I visited York Art Gallery yesterday for the first time in ages, and happened upon a very interesting and intriguingly curated exhibition of the work of ceramicist Gordon Baldwin.
On entering the space, the visitor is confronted, almost overwhelmed, by parallel lines of closely positioned ceramics in the manner of a classical sculpture gallery: à la Chatsworth or the V&A. It seemed at first glance an odd way of displaying the work. The minimalist and modernist form of many of the works would normally, I suspect, have generated a more reverential placing of each item in its own sacred gallery ‘space’.

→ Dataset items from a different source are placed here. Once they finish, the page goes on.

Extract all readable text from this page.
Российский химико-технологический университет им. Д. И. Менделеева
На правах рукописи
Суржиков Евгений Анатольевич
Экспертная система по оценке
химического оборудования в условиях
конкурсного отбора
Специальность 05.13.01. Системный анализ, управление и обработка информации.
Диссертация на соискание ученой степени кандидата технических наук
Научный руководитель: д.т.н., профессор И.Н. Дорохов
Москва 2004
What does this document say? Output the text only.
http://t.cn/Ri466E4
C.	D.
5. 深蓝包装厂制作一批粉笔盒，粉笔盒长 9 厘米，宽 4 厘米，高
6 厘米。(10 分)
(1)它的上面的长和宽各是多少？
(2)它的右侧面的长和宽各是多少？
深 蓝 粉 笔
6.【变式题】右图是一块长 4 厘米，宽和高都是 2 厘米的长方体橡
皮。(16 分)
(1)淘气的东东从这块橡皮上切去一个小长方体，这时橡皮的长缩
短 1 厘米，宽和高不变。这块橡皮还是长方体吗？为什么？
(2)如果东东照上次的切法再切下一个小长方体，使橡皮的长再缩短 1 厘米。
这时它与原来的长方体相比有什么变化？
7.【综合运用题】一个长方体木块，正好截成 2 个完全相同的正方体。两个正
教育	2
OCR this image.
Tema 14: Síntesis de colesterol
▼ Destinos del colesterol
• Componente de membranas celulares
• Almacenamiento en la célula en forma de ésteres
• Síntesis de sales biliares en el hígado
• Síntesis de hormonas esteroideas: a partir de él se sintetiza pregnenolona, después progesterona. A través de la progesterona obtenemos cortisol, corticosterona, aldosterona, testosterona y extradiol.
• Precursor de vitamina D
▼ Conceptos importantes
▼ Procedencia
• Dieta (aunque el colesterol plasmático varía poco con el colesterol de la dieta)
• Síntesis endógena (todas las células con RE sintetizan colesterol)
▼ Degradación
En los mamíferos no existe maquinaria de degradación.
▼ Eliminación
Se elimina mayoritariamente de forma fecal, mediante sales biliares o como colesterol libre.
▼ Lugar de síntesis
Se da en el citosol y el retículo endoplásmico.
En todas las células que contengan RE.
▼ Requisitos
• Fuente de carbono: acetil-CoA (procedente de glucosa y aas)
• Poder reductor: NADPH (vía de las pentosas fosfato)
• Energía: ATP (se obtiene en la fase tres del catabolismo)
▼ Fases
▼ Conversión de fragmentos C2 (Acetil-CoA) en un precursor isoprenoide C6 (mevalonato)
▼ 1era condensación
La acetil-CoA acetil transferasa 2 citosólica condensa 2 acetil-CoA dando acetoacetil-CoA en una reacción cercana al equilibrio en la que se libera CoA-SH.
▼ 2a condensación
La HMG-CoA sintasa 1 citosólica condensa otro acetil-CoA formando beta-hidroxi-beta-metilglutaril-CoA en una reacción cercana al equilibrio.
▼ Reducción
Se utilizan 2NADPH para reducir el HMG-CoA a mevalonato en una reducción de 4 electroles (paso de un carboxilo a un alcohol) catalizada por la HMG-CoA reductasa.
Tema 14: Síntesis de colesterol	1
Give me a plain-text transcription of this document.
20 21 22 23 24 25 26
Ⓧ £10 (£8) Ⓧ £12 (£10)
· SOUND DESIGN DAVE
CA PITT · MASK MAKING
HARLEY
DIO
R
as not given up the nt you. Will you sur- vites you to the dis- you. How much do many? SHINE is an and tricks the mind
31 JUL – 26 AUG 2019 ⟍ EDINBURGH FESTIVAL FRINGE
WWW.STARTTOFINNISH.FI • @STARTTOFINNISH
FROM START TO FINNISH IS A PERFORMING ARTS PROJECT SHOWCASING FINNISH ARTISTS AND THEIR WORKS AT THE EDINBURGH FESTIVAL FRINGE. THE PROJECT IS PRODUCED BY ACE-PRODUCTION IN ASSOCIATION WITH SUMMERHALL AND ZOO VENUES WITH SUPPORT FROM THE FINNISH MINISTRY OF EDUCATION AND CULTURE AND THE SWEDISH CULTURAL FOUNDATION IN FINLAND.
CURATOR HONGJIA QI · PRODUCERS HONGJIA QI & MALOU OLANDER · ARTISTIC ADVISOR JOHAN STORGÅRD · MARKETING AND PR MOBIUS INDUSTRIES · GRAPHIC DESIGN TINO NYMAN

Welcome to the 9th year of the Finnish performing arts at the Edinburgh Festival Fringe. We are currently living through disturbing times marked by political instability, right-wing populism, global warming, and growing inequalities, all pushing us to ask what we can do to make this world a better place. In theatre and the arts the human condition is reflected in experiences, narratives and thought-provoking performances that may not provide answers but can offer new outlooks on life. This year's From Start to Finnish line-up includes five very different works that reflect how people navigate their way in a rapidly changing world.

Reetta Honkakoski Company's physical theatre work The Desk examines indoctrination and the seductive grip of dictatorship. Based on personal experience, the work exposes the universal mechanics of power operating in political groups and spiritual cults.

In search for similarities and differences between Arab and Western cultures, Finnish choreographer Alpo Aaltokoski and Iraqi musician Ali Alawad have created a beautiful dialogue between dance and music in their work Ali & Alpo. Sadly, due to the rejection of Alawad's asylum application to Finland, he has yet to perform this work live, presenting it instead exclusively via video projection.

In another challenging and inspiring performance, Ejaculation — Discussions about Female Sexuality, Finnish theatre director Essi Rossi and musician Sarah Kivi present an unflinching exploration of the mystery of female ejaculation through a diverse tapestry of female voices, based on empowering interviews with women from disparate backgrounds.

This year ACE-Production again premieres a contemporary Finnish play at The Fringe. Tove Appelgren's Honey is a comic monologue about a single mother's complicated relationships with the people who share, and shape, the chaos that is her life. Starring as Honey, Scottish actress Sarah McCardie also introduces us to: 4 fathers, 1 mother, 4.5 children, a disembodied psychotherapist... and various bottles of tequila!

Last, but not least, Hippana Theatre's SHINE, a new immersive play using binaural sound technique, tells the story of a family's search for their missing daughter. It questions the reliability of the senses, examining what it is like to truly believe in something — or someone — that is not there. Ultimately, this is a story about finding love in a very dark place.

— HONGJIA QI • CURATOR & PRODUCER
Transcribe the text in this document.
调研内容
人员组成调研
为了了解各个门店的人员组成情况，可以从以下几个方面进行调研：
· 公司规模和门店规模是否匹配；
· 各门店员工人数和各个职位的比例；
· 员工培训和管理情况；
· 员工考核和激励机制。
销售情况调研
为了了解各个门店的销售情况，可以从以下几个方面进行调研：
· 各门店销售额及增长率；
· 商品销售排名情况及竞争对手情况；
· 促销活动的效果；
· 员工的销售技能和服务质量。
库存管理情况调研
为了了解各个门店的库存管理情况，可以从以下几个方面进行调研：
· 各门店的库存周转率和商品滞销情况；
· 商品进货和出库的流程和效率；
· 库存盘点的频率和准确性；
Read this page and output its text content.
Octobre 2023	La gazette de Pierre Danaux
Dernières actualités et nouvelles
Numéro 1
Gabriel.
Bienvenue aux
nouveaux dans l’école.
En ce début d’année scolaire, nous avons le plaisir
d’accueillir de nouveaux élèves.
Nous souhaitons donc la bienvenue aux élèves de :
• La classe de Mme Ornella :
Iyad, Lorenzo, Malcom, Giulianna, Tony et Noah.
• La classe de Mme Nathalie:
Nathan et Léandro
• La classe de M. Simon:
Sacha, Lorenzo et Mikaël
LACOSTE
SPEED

But the eclectic massing here worked rather well. There was a sense of moving within a landscape, of experiencing landscape forms, and then when I saw the title of the exhibition was Objects For A Landscape it all made sense. Baldwin uses clay “as a three-dimensional canvas for his imaginative journeys” and he is happy to acknowledge that his pots connote many different ideas and everyone takes a different meaning from them.
I liked the ceramics though I wasn’t gripped by them. I am not familiar with his work, but it seemed to me that the lovely painterly marks on the ceramic surfaces didn’t move me in the way they might have done on paper.
And then I saw his drawings, which I thought were truly wonderful. Perhaps I enjoyed these more because of my own love of drawing: Vessel Form 1987 was very powerful, but the drawing Drawing In August 1981 was even more so. For me.